See Also: 2016 Social Engineering Report
In a survey conducted by the information security association ISACA, many consumers, behaving like Alfred E. Newman of "What, me worry" fame, exhibited recklessness in deciding when to download location-based apps on their mobile smartphones and tablets. The other study, conducted by the educational and research organization SANS Institute, revealed that few organizations know the type of devices - especially mobile ones - that access corporate resources.
Well over half of consumers - 58 percent - using smart mobile devices employ location-based apps despite concerns about safety and third-party use of their personal information, according to ISACA. Forty-three percent say they don't read agreements when downloading mobile apps; 25 percent respond that the agreement language is unclear. A mere 8 percent of respondents say they don't download apps.
Location-based apps are popular: two-thirds say they use these applications at the same rate or more so than they did a year ago; only 10 percent use them less.
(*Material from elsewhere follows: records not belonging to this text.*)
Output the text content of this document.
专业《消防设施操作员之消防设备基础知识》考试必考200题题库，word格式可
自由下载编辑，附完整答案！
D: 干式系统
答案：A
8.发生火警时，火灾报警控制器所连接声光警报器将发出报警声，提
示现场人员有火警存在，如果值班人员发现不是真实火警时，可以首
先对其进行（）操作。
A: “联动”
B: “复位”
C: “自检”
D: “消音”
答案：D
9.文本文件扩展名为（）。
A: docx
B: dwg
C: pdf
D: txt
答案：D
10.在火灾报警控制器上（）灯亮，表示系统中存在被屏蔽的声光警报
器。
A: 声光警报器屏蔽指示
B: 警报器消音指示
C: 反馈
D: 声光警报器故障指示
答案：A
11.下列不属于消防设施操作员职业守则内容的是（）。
More than half - 54 percent - contend the risk and benefit of location-based apps and services are appropriately balanced; 22 percent say the risk outweighs the apps' benefits, 17 percent say the benefits outweigh the risk.
Still, at least when asked, respondents express some anxieties over location-based apps: strangers knowing too much about the individual's activities was picked by one-quarter of the respondents as another quarter chose individual information being shared and used for marketing purposes as the basis for their fretfulness. Twenty-one percent picked personal safety as cause for concern; 12 percent worried about government knowing too much about their activities.
SANS, in a mobility security survey to be released on April 12, reveals that just 9 percent of organizations are fully aware of the devices accessing corporate resources, while half feel only vaguely or fairly aware of the mobile devices accessing their resources. Most shocking: more than 60 percent of surveyed organizations say they let staff bring their own devices to work.
Many organizations unduly place themselves at risk by allowing access to their computers by mobile devices used by employees who download apps without understanding their consequences. That doesn't seem like a smart information risk management policy; actually, it doesn't seem like a policy at all.